Gen Z are in a ‘sex recession’ — but they’re not the only ones A survey has found the under-25s are turned off by sex. Charlie Gowans-Eglinton, 35, explains why it’s not just the younger age group who aren’t getting enough

The annual Teens & Screens report from the Center for Scholars and Storytellers at UCLA reveals that Generation Z has a different perspective on sex compared to previous generations. Contrary to popular belief, they actually want to see less sex on TV and prefer more relatable content reflecting their own lives. According to the report, 44.3 percent of Gen Z participants felt that romance was overdone in the media, and they expressed a desire for more platonic relationships in television shows. This is a stark contrast to my generation, as I remember being fascinated by romance and even passing around books with explicit content among friends at a young age.

Not only are Gen Z less interested in watching sex on TV, but they also have less interest in engaging in sexual activities themselves. A study conducted by the Centers for Disease Control and Prevention in America found that in 2021, the number of teenagers who had engaged in sexual activity reached a record low of 30 percent. While the study doesn't reveal how they managed to measure this, as a 35-year-old, I can relate to this trend. Interestingly, Gen Z is not alone in this shift, as other age groups are also experiencing a decline in sexual activity and desire. The reasons behind this phenomenon are multifaceted and extend beyond TV portrayals of sex.

TV shows have become more candid and realistic when it comes to depicting sex, which can be positive in terms of reflecting the experiences of a coming-of-age generation like Gen Z. For instance, the Netflix show Sex Education provides a frank representation of sexual topics. However, it's worth noting that these explicit portrayals do not always align with everyone's preferences. Shows like Sex and the City, which were celebrated for their sexual liberation and fun during my teenage years, may now seem less appealing, as they often depict unrealistic and unfulfilling intimate experiences.

The decrease in sexual activity could be attributed to various factors. The pandemic may have influenced this trend, as many of us spent our time indoors, consuming news about the crisis and binge-watching TV shows. This constant exposure to pandemic-related content is likely to have dampened our desire for physical intimacy. Additionally, the accessibility of sex through dating apps and casual encounters may have contributed to a sense of disillusionment. When faced with a plethora of options and unsatisfactory experiences, it's natural to become more cautious and selective about engaging in sexual activities.

As society becomes more open and accepting of diverse sexual preferences, discussions around sex have become more matter-of-fact. There is less shame attached to expressing one's desires, and people are more aware of the importance of consent and communication.
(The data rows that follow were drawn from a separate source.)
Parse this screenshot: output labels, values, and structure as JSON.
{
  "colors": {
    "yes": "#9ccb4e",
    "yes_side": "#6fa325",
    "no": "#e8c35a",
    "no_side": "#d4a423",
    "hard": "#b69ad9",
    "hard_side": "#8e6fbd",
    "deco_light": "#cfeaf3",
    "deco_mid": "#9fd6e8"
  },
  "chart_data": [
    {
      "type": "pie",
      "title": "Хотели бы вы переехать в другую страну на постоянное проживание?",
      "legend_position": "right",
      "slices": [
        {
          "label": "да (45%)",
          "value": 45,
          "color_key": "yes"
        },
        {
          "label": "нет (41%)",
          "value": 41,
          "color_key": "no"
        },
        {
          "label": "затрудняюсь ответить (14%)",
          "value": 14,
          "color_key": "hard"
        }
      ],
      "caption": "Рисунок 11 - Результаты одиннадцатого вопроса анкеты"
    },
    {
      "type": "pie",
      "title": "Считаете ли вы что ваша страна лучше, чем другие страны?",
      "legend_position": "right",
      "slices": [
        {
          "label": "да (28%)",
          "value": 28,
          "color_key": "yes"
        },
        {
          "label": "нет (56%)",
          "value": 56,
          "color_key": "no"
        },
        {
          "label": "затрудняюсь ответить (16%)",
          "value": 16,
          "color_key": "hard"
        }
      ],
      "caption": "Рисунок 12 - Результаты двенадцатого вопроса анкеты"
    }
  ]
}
Nevertheless, the combination of unrealistic pornographic content, the rise of incel culture, the pervasive influence of social media, and the #MeToo movement has also created challenges in the realm of sex and dating. Men of my generation, in particular, may struggle with navigating these changing dynamics, leading to hesitancy in approaching women.

Ultimately, the declining focus on sex among Gen Z and other age groups may have implications for relationships, pleasure, and overall well-being. While some may view this change as a reduction in fun, it is perhaps indicative of a generation that prioritizes other aspects of life, such as socio-economic stability or emotional connections. As societal norms continue to evolve, it is important to have open conversations about sex and intimacy, ensuring that individuals feel empowered to make choices that align with their own desires and preferences.